Andrew Quick on Kellerman

April 10, 2009

imitating the dog's 'Kellerman' is a lavish production employing film and animation as well as live performanceEric Fischl is a 60-year-old American painter and sculptor famed for his paintings of suburbia. So what possible connection could he have with Kellerman, a new work by a British experimental theatre company, which opens at West Yorkshire Playhouse on April 22? The answer: 10 years ago, a group of Lancaster University’s Theatre Studies students wished to build on the success of their production of Einmal ist Keinmal at the National Student Drama Festival at Scarborough by setting up a more permanent company. Searching for a name, they decided that Fischl’s paintings reflected the sort of the theatre they were creating: “Realistic, but with a surrealistic edge, scenes of suburban life, comfortable on the outside, but with a dark interior,” according to Andrew Quick who, as lecturer in Theatre Studies at Lancaster, directed Einmal ist Keinmal.

The Fischl painting that they particularly admired was titled ‘Imitating the Dog’, and it is as imitating the dog that the company now has five major touring works to its credit, including the acclaimed Hotel Methuselah. Despite its Lancaster origins, imitating the dog was actually founded in Leeds and, though Nuffield Theatre in Lancaster is one of the co-commissioners of Kellerman, West Yorkshire Playhouse stages the world premiere.

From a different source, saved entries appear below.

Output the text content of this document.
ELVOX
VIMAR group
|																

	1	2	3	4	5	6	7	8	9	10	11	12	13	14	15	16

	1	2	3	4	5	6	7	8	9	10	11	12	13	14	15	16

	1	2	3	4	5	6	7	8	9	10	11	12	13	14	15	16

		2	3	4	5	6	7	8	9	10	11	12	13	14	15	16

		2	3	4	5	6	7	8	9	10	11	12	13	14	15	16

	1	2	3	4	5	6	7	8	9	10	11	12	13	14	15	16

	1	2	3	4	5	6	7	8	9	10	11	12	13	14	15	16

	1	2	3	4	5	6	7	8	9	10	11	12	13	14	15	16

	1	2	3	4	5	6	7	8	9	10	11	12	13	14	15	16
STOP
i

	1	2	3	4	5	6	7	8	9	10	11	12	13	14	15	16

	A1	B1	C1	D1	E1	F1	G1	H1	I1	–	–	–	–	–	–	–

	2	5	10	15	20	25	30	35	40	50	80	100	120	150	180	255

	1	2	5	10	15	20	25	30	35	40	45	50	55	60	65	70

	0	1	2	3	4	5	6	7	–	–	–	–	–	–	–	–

Essentially, imitating the dog consists of the three remaining members of that original Fischl-admiring group. Alice Booth is in the cast of Kellerman, as is Simon Wainwright, who is also responsible for the technical and visual aspects so essential to the company’s work. Quick, now senior lecturer at Lancaster, is co-writer and co-director (collaboration seems to be in the air at imitating the dog). A further key figure is Pete Brooks, a founder member in the 1980s of Impact Theatre Co-operative, who has been working with imitating the dog for the last five years.

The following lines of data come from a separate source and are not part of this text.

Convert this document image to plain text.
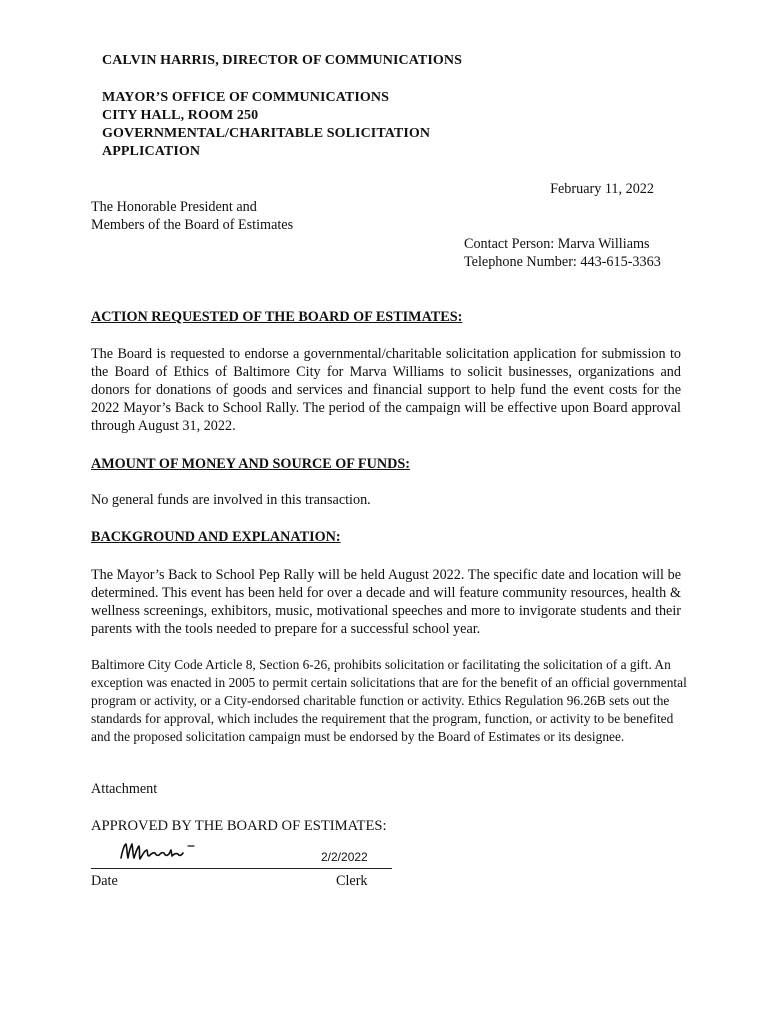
CALVIN HARRIS, DIRECTOR OF COMMUNICATIONS
MAYOR’S OFFICE OF COMMUNICATIONS
CITY HALL, ROOM 250
GOVERNMENTAL/CHARITABLE SOLICITATION
APPLICATION
February 11, 2022
The Honorable President and
Members of the Board of Estimates
Contact Person: Marva Williams
Telephone Number: 443-615-3363
ACTION REQUESTED OF THE BOARD OF ESTIMATES:
The Board is requested to endorse a governmental/charitable solicitation application for submission to the Board of Ethics of Baltimore City for Marva Williams to solicit businesses, organizations and donors for donations of goods and services and financial support to help fund the event costs for the 2022 Mayor’s Back to School Rally. The period of the campaign will be effective upon Board approval through August 31, 2022.
AMOUNT OF MONEY AND SOURCE OF FUNDS:
No general funds are involved in this transaction.
BACKGROUND AND EXPLANATION:
The Mayor’s Back to School Pep Rally will be held August 2022. The specific date and location will be determined. This event has been held for over a decade and will feature community resources, health & wellness screenings, exhibitors, music, motivational speeches and more to invigorate students and their parents with the tools needed to prepare for a successful school year.
Baltimore City Code Article 8, Section 6-26, prohibits solicitation or facilitating the solicitation of a gift. An exception was enacted in 2005 to permit certain solicitations that are for the benefit of an official governmental program or activity, or a City-endorsed charitable function or activity. Ethics Regulation 96.26B sets out the standards for approval, which includes the requirement that the program, function, or activity to be benefited and the proposed solicitation campaign must be endorsed by the Board of Estimates or its designee.
Attachment
APPROVED BY THE BOARD OF ESTIMATES:
2/2/2022
Date	Clerk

Kellerman is “by imitating the dog, Andrew Quick and Pete Brooks” – written by? devised by? Quick describes the process of producing a definitive script, a stage which had just been reached at the time of our conversation some three weeks before its first night:

“We work very slowly. We started with the idea some two years ago and developed it via some early improvisation sessions. Then I would go away and write something that Pete would edit, and he would write something which I’d edit, and we reached a script by a process of continually editing. A year ago we were ready to try out a first version in London which went well and put the structure in place, but the final script contains only about 30% of that version.”

Laura Hopkins, possibly best known for the National Theatre of Scotland’s acclaimed Black Watch, has provided a magnificent two-storey set with all sorts of technical wizardry, and design is integral to the creation of the performance. Film is a constant inspiration: Hotel Methuselah reflected the black and white European and British cinema of the 1940s and 1950s, and Kellerman incorporates film, animation and live action, with back and front projections from Wainwright. However, the main design inspiration this time comes from graphic novels, with drawn backgrounds alongside the film techniques.

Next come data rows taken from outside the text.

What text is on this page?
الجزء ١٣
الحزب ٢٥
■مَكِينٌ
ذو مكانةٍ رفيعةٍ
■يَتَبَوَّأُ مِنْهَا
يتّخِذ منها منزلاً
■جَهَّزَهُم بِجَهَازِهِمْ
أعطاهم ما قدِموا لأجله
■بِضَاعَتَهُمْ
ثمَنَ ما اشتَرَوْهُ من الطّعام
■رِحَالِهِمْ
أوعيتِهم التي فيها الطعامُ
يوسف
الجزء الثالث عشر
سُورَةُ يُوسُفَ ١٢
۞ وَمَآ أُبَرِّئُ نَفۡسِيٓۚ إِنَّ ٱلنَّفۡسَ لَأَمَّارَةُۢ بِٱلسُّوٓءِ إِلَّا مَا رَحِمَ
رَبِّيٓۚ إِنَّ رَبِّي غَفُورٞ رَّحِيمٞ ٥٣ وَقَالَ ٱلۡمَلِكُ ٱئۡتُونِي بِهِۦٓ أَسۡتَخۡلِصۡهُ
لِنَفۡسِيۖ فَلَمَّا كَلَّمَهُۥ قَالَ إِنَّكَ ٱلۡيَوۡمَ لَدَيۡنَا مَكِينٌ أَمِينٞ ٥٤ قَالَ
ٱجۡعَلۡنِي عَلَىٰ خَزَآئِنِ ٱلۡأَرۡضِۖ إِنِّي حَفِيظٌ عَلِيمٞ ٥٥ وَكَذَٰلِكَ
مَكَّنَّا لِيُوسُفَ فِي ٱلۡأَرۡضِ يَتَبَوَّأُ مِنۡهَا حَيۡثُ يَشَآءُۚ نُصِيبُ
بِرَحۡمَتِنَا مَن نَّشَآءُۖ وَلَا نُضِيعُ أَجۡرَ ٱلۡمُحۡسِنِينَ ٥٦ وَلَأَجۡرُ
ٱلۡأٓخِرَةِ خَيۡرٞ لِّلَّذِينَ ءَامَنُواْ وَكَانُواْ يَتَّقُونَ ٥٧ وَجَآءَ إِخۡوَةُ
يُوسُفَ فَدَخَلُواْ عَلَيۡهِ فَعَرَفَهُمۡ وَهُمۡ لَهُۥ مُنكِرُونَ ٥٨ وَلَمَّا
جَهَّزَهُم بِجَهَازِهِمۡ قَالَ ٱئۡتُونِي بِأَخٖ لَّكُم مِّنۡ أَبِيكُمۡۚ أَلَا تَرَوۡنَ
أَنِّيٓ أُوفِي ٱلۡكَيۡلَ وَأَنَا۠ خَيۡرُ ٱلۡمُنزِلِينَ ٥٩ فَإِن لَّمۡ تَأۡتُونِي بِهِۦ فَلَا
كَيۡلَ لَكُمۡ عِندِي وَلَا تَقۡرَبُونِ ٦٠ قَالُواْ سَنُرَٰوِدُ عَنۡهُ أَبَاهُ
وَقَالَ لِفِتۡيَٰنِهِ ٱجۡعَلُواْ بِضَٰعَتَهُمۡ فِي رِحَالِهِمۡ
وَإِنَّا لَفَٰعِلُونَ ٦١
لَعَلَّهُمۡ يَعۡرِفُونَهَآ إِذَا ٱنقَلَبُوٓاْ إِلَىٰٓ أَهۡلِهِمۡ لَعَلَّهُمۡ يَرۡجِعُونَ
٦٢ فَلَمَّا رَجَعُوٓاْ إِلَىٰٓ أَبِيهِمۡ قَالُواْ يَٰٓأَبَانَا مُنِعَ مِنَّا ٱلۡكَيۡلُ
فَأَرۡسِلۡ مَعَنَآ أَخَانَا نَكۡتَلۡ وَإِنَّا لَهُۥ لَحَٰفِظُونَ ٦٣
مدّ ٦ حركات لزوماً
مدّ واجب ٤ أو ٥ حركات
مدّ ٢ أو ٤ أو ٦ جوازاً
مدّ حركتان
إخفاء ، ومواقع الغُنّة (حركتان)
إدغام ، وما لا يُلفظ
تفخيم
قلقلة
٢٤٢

Quick’s explanation of many uses of the notebook motif illustrates the fact that the design is anything but an add-on. The story of Kellerman centres on a mathematician who is in hospital apparently suffering from delusions, but determined to convince the world of what he believes to be the tragic truth. Thus his notebooks, filled with calculations, are central to plot and characters. With Hopkins working alongside the trio of Quick, Brooks and Wainwright, the notebook has become an integral part of design as well as narrative.

“Narrative” is, in fact, a word that frequently recurs in Quick’s analysis of imitating the dog’s theatre, often in conjunction with “experimental”: he feels that he and the company are (hopefully successfully) treading a fine line whereby they can hold mainstream audiences at the limit of their enjoyment of experiment while not becoming too conventional to lose the “experimental” audience. Similarly, though he applies the word “intense” more often than any other to describe the experience of Kellerman, he also comes up with “playful” and doesn’t demur at the idea that “it sounds like fun”.

Kellerman’s themes – mental disintegration, loss of identity, the persistence of memory and so on – do not suggest a cheerful evening at the theatre. For fun and playfulness we will have to rely on the originality, exuberance, even wit, of the performance style and design concept.

-Andrew Quick was talking to Ron Simpson

Kellerman is at the West Yorkshire Playhouse from 22 to 25 April, Nuffield Theatre, Lancaster, from 28 to 30 April, Bristol Old Vic from 11 to 13 May and The Lowry, Salford on 1 and 2 June.